In fact, Schairer added that he has been doing projects like these for 10 years, but this was the most unique team structure that he has led. 

This involved a blended team across Rio Tinto’s global operations, a blended team of Deloitte colleagues and its global delivery network in the Philippines as well as Deloitte Australia and New Zealand, in addition to ServiceNow professional services representatives. 

“While that sounds like a large blended team; it was an observation we heard many times that when people joined calls with our work stream, they couldn’t tell who was on what team,” he said.  

“We really led with a one team mindset, where we were all in it together. We were caring for each other and really driving towards that ultimate goal and outcome of simplifying the backpack of leaders’ and employees’ at Rio Tinto.” 

The design process began on what ended up being Rio Tinto’s HRSD during phase zero and was then implemented the next year in November 2024 during the project’s overall go live, which involved further collaboration with employees at Workday. 

Functionality within the new system includes incident summarisation, resolution and AI search, among other features. 

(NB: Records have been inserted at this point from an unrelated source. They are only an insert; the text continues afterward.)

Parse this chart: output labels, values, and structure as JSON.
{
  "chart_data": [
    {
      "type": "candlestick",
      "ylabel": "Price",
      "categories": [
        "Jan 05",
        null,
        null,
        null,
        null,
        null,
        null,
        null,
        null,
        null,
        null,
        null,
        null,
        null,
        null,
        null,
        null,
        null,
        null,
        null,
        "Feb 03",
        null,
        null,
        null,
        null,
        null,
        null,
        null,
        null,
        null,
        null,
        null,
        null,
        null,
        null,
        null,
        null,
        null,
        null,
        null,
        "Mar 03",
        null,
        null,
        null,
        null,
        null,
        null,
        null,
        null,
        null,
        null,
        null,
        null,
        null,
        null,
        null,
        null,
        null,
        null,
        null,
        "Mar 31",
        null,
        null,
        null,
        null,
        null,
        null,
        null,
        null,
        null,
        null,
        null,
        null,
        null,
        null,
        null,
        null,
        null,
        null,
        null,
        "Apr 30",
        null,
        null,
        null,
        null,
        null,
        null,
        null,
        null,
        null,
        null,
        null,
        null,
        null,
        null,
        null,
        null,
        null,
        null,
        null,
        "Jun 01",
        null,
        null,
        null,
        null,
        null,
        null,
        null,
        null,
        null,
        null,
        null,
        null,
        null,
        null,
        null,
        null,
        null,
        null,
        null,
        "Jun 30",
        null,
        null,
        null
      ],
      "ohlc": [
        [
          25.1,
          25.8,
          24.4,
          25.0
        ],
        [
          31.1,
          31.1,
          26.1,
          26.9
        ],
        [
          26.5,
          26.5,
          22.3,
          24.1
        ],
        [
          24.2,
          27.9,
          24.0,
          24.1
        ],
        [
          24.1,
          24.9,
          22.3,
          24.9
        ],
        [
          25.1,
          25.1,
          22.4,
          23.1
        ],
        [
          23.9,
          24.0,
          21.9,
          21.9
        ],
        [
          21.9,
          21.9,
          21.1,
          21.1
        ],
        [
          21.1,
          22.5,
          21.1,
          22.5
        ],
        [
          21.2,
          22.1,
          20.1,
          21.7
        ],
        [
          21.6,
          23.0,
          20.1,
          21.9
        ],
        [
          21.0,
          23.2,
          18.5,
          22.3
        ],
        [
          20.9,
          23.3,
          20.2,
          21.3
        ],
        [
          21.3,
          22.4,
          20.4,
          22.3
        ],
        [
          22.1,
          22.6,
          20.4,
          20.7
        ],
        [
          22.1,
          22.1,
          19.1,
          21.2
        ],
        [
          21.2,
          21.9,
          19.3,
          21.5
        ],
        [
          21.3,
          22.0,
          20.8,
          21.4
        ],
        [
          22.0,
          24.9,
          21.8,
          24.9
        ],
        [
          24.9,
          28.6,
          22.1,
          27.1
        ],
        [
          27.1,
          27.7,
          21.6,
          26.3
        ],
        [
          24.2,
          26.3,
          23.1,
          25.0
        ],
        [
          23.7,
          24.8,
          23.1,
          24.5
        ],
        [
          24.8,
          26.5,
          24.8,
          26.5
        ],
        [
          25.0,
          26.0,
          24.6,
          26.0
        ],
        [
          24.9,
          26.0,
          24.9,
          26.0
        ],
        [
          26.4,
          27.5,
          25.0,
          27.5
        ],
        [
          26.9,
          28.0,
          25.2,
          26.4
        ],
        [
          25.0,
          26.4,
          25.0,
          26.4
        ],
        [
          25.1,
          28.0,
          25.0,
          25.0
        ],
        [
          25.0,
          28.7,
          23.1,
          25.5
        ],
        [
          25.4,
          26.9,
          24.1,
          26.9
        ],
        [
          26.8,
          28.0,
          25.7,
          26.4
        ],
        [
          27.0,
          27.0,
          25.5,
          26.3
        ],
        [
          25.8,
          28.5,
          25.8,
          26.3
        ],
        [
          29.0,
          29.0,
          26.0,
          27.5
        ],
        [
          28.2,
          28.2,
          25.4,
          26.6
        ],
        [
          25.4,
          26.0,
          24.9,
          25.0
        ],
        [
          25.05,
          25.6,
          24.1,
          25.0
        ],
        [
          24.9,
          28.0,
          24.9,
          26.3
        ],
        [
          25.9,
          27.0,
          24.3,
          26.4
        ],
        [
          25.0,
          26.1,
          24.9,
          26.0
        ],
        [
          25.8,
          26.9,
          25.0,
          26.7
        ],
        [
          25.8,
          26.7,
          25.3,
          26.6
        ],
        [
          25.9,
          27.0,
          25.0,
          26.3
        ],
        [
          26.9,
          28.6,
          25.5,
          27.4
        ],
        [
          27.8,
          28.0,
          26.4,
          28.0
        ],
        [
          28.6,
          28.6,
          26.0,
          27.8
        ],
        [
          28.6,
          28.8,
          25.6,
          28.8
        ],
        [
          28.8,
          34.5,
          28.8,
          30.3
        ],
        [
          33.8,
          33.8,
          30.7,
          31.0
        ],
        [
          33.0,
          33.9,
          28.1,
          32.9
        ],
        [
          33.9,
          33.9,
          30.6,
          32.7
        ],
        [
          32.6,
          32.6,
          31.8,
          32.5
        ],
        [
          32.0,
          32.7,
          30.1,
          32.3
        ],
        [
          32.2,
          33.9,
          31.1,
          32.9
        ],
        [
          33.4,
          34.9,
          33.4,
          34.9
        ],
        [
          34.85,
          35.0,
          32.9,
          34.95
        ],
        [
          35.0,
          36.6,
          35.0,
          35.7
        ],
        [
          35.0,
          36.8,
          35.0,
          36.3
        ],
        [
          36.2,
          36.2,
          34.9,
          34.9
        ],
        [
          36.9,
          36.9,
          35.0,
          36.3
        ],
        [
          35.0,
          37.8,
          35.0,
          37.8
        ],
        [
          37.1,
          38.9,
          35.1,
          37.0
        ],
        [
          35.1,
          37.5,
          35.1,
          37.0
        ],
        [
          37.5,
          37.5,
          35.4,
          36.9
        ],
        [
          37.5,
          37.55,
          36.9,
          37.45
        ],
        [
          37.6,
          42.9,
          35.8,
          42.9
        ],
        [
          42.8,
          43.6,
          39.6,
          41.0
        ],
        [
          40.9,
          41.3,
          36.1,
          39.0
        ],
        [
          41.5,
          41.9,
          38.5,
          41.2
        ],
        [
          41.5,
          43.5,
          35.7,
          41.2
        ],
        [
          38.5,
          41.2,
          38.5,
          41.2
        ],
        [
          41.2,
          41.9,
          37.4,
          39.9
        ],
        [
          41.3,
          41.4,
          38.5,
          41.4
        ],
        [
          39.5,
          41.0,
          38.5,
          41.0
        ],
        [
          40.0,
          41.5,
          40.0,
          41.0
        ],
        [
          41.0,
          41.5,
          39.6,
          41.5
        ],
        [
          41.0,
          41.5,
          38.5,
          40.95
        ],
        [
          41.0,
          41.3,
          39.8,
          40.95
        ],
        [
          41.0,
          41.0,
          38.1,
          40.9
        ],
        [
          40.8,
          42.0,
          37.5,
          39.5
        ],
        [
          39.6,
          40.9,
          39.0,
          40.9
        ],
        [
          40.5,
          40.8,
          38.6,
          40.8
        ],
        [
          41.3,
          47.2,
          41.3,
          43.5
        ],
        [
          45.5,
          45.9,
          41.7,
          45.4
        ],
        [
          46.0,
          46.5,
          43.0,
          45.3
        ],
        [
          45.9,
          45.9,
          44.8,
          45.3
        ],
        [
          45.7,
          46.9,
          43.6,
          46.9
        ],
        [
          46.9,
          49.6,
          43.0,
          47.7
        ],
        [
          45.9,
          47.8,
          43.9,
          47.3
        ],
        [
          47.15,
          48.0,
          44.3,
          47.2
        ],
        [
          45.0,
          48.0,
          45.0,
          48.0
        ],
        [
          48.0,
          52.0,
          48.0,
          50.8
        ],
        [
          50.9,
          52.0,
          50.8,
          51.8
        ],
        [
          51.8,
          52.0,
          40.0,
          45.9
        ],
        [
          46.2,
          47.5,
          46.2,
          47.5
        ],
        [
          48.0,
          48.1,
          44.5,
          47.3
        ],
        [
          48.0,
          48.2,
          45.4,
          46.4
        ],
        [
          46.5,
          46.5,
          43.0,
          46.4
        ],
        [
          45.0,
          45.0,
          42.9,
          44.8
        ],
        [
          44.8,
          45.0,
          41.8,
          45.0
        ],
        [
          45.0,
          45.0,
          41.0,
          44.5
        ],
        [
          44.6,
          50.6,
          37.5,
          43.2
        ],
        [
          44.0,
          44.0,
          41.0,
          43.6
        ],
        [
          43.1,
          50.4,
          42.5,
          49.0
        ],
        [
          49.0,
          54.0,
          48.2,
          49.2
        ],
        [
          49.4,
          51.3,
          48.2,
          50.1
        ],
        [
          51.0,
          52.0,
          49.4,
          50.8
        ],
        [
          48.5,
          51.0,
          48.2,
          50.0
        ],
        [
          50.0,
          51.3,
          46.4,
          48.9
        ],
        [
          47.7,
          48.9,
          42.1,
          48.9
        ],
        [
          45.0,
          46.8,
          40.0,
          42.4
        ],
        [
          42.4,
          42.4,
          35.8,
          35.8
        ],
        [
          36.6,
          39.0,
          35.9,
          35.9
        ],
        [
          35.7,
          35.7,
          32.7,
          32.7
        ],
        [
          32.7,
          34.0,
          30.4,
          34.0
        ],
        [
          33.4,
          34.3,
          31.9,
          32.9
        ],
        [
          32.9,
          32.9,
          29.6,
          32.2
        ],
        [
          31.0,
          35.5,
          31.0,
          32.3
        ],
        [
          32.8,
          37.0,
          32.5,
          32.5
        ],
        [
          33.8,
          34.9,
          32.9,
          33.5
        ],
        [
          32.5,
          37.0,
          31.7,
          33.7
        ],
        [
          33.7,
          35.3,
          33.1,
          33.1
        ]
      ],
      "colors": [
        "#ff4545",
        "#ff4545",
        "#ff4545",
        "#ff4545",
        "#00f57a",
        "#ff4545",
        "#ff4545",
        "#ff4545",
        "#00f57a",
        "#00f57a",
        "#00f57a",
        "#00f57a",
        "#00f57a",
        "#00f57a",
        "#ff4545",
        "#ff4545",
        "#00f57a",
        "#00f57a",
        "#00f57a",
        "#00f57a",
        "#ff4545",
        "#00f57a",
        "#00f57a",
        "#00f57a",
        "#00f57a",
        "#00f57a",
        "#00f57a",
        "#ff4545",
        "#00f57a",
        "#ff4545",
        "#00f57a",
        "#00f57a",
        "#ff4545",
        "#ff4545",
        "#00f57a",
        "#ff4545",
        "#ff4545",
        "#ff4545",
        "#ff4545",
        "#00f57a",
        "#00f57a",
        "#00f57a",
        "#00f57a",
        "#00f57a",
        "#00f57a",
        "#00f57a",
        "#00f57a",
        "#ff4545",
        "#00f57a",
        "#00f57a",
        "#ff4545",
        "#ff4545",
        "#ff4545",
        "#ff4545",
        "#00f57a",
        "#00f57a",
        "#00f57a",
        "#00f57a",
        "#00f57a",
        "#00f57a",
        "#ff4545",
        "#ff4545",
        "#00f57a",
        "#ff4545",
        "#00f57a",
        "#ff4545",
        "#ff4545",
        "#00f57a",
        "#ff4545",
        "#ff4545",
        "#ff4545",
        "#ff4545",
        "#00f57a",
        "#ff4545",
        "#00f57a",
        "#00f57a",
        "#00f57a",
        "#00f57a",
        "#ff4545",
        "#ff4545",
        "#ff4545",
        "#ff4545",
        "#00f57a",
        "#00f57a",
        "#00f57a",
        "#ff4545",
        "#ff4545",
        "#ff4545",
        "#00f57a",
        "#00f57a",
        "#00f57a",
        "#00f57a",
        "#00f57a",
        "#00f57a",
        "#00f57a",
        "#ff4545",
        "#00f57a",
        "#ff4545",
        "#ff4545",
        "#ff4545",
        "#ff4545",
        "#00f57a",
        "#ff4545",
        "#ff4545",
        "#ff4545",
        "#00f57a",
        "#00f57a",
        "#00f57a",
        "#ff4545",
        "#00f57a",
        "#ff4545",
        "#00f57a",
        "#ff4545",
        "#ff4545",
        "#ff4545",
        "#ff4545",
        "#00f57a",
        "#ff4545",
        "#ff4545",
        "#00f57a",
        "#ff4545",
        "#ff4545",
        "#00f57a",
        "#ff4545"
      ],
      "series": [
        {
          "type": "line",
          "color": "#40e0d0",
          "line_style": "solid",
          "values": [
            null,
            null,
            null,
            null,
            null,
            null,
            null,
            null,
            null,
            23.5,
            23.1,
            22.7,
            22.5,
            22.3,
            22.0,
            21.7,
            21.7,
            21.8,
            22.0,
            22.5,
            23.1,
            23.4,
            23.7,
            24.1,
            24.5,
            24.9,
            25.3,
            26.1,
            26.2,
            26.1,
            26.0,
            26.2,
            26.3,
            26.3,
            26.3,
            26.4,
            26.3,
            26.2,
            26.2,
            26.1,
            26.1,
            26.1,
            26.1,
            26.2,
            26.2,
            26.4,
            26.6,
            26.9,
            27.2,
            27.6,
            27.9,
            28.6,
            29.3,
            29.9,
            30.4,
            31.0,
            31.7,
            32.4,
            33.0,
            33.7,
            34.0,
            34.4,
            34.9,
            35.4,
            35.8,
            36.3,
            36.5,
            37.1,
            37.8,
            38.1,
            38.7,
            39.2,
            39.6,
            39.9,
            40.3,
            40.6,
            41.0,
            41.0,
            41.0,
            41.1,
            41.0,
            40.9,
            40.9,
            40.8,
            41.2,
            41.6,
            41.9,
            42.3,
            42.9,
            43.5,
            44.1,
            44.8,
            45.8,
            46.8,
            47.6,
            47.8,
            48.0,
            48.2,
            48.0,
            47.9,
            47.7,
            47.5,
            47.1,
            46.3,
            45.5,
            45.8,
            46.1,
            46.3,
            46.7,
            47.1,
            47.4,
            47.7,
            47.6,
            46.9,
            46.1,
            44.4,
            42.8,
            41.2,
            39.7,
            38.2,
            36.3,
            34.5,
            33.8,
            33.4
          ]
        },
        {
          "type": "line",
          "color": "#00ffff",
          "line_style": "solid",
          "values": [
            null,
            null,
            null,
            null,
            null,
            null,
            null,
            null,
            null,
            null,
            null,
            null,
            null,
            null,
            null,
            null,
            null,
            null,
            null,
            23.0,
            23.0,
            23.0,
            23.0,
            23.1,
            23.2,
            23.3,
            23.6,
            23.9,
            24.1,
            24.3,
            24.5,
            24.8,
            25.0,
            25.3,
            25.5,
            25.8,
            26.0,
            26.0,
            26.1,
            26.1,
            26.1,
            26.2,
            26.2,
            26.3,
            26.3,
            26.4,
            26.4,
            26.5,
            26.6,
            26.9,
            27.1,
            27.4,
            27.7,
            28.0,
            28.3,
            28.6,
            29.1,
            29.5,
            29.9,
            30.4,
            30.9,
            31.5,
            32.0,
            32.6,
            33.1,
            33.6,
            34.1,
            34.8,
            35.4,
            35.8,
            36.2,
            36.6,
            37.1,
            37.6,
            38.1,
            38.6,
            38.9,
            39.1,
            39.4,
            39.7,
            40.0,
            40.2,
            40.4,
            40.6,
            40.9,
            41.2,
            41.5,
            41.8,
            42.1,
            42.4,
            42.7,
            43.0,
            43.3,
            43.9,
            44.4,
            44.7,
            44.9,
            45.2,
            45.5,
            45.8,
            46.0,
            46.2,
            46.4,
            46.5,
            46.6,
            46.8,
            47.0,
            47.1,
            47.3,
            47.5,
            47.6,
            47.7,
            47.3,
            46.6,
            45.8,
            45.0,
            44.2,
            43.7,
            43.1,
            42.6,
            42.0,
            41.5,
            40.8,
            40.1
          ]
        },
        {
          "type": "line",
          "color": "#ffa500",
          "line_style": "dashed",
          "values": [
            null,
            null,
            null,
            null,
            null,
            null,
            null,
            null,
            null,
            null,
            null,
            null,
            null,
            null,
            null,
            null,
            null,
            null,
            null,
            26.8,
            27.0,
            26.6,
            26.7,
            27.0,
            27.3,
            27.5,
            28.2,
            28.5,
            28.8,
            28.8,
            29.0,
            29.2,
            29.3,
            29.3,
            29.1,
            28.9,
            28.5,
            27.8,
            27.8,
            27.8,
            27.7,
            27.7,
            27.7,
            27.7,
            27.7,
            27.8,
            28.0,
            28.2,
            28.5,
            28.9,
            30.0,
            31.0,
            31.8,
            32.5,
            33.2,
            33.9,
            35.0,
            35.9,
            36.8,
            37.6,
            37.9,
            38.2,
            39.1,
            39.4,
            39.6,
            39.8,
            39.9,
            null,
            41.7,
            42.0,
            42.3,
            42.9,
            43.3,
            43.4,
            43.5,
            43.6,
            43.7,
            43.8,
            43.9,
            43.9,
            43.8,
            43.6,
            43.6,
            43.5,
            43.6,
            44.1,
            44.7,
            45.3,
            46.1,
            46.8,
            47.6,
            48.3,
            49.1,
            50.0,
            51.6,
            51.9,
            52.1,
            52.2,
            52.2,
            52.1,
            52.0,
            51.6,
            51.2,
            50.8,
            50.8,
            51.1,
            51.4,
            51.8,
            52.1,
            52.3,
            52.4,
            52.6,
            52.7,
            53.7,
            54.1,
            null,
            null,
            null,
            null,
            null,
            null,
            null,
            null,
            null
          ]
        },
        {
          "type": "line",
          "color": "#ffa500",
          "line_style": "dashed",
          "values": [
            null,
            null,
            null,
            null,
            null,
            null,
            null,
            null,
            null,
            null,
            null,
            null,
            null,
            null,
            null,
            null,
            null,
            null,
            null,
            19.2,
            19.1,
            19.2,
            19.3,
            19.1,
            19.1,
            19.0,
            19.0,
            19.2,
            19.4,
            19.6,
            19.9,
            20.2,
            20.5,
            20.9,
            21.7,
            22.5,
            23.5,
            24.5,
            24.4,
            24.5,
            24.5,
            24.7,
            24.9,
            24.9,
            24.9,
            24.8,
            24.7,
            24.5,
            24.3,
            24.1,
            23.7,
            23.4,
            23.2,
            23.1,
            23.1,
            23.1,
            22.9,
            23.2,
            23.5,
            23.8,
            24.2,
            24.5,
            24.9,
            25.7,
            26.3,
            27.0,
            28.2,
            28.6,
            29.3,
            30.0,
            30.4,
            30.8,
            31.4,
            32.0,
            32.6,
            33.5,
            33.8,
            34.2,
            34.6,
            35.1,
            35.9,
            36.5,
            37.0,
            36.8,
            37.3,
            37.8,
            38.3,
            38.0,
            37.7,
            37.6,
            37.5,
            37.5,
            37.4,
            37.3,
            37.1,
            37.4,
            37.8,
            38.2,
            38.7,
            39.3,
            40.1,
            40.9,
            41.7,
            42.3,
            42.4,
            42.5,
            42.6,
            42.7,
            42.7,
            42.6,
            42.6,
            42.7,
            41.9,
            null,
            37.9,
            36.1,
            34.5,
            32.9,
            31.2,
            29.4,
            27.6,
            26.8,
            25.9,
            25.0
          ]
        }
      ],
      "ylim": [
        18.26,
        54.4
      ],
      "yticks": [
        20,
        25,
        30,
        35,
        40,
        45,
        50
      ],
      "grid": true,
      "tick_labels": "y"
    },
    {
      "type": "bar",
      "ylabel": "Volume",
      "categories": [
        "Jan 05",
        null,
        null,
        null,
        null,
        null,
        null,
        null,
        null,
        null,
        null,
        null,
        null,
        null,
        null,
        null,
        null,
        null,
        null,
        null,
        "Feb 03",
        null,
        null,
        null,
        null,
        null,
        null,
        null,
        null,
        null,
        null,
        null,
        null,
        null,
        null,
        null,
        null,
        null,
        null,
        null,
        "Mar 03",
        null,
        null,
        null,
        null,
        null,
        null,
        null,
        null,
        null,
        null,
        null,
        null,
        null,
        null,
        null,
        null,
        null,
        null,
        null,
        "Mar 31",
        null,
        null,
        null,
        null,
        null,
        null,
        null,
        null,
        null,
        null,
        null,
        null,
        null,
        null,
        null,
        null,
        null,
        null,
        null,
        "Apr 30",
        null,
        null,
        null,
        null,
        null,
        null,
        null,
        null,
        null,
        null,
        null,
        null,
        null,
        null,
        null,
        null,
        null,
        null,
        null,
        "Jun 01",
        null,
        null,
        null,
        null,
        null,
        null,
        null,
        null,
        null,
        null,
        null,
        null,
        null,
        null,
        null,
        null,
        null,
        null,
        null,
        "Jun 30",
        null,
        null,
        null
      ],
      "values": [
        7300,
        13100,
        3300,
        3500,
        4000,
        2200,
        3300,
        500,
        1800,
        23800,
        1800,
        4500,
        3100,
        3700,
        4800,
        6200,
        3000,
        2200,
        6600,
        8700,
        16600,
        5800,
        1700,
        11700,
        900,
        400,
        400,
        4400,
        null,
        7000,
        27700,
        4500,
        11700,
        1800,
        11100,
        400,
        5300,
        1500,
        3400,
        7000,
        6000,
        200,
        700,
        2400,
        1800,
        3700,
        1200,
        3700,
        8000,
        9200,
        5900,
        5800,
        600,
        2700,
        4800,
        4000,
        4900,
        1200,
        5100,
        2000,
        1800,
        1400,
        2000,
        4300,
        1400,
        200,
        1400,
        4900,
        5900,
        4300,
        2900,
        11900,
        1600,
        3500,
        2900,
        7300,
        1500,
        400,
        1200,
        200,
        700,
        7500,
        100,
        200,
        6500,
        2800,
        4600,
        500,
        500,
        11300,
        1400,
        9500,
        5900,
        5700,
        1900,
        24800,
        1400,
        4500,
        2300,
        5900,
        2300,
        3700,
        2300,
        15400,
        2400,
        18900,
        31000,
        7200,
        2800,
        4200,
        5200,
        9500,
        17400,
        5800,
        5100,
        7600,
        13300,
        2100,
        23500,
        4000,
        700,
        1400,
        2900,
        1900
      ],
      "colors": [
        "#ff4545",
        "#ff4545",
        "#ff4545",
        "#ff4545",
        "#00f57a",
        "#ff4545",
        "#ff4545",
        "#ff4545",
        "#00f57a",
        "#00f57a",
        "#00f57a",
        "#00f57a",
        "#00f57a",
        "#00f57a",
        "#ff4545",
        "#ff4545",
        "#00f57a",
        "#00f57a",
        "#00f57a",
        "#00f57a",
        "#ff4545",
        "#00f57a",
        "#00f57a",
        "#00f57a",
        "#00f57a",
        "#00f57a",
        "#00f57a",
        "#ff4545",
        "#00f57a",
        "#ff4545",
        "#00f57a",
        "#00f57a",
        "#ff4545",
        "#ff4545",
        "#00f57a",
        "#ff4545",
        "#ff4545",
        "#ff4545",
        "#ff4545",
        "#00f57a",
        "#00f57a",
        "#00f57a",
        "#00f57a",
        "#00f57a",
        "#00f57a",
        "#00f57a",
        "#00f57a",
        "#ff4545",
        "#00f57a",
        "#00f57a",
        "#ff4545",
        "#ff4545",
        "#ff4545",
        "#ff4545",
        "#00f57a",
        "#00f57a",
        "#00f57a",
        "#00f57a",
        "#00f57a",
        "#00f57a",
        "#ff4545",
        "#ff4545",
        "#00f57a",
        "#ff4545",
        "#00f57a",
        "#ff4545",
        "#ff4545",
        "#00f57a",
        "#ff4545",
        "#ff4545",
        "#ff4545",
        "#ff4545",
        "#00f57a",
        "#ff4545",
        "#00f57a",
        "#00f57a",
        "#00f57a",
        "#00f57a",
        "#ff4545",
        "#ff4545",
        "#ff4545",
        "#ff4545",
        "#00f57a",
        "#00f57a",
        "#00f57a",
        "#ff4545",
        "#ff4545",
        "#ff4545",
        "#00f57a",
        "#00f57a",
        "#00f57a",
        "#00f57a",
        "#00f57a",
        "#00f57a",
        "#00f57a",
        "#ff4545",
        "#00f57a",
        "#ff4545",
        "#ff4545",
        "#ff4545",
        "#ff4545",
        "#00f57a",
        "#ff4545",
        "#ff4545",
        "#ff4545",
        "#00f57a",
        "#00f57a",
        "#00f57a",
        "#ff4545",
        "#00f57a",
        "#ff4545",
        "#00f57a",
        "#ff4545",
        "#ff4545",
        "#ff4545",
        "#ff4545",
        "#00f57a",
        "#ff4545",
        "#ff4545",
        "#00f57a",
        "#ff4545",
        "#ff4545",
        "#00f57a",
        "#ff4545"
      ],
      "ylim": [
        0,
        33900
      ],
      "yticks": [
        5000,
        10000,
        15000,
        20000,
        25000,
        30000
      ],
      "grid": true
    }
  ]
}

Since the go live, there has also been work to decommission the old RTTMS platform, which is due to take place at the end of May. Dunster said this has been a “massive achievement”. 

“Now, we’re able to explore the possibilities for automation, productivity and user experience,” he added. 

Looking back on the process, Schairer added that it was “super important” that teammates took care of each other and had fun along the way. 

“These multi-year transformations are difficult, they can be stressful and I think we made sure to make those moments along the way to take care and celebrate and really reflect on the journey,” he said. 

Sasha Karen travelled to Knowledge 2025 as a guest of ServiceNow.